Data collection for this descriptive consisted of multiple sources, including the following:
(a) analysis of program documents, including mentor and administrator handbooks;
(b) structured, open-ended interviews with six NTP mentors, all female Caucasians;
(c) scripted field notes ; and
(d) two focus groups, one comprised of 10 second-year teachers and another of 8 fourth-year teachers, all of whom were "alumni" of the induction program.
The 18 participants, who made up the two focus groups, included 13 female and 5 male and were elementary and secondary teachers representing seven different school districts.
Based on the data, this paper narrows in on a description of two closely intertwined elements of the NTP's comprehensive induction program that together form a strong foundation for a transformational approach to teacher learning.
First, this article explores three salient aspects of instructional mentoring clearly stand out in the NTP:
(a) criteria for mentor selection and ongoing mentor training;
(b) the use of standards and corresponding evidence to guide new teachers in reflection, self-assessment, and goal setting; and
(c) sanctioned time for collaboration that emphasizes a data-based approach to learning.
Second, this paper examines analysis of student work (ASW) as one possible embedded professional development activity that mentors can employ to facilitate novice educators in consciously making sense of their experiences by reflecting upon the impact of their teaching on students' learning.
The author found that the focus group of 10 elementary and secondary second-year teachers unanimously agreed that the collegial relationship that developed with their mentors and a collaborative approach to instructional decision making and problem solving, the foundation for transformative teacher learning, were the most helpful aspects of the program.
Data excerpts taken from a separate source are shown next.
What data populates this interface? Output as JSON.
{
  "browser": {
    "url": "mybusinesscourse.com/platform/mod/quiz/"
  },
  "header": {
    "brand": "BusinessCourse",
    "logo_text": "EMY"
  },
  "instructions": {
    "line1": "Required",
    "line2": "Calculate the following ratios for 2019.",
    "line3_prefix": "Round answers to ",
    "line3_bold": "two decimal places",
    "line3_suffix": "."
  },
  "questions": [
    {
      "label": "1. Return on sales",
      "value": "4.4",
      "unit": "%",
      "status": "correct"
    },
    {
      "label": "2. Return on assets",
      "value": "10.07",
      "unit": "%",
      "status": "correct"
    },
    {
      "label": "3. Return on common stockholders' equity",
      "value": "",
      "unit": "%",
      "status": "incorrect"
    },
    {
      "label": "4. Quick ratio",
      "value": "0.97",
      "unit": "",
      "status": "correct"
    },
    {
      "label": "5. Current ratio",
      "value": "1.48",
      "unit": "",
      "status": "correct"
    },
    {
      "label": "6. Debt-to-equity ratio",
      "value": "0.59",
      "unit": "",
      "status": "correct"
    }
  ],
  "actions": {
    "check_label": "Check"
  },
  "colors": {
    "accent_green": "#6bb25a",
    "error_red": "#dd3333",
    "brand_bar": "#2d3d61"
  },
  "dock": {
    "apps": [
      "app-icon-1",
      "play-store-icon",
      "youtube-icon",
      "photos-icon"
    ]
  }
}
A case in point follows in the discussion of analysis of student work.
The author suggests that quality mentors are a necessary part of any comprehensive induction program that facilitates transformational teacher learning.
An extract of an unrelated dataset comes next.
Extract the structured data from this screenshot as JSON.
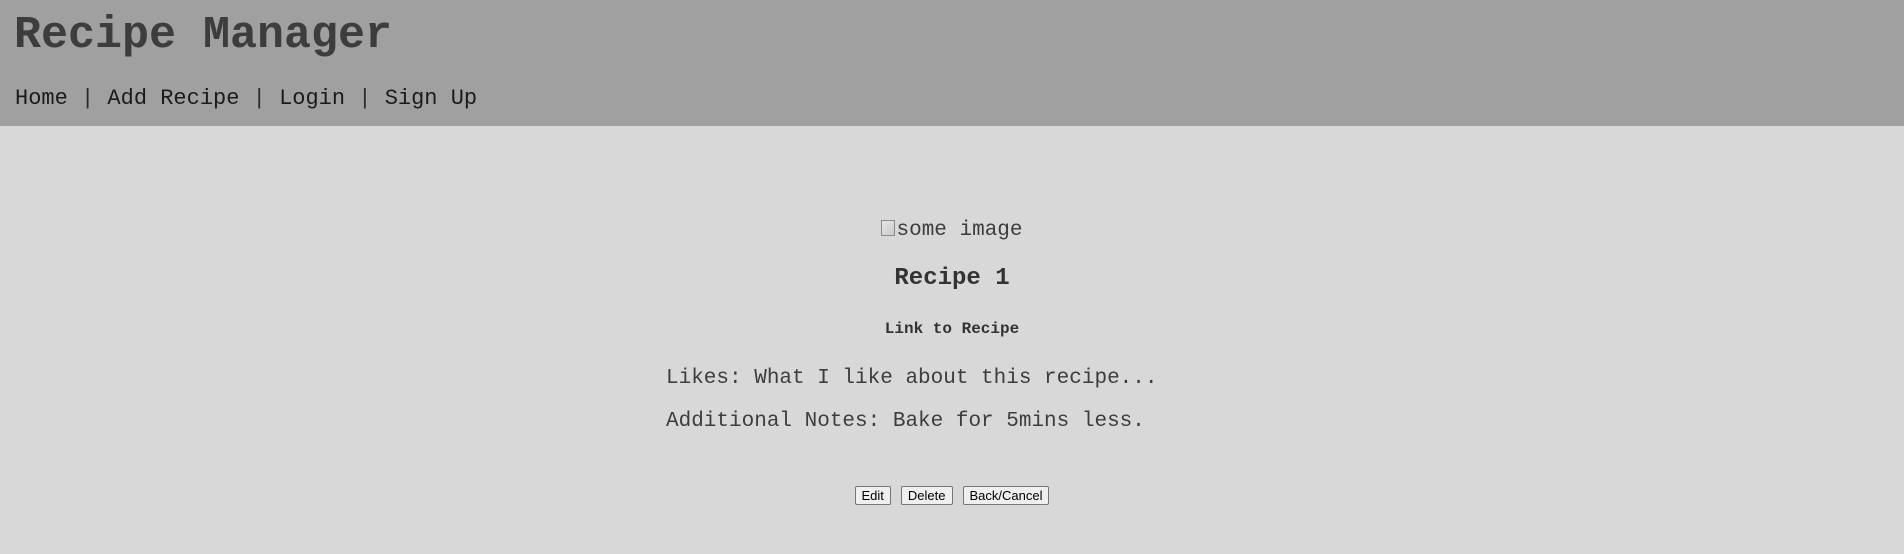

Mentors must possess the expertise to lead by example and skillfully guide their inexperienced colleagues in understanding how their assumptions and beliefs translate into teaching practice.
Furthermore, the author claims that competent and well-trained teachers positively impact their students' learning; hence, investing in a strong foundation for novice teachers' learning is critically important.
The author concludes that accomplished, well-trained mentors also serve as teacher educators who can help shape a climate of transformational learning during induction.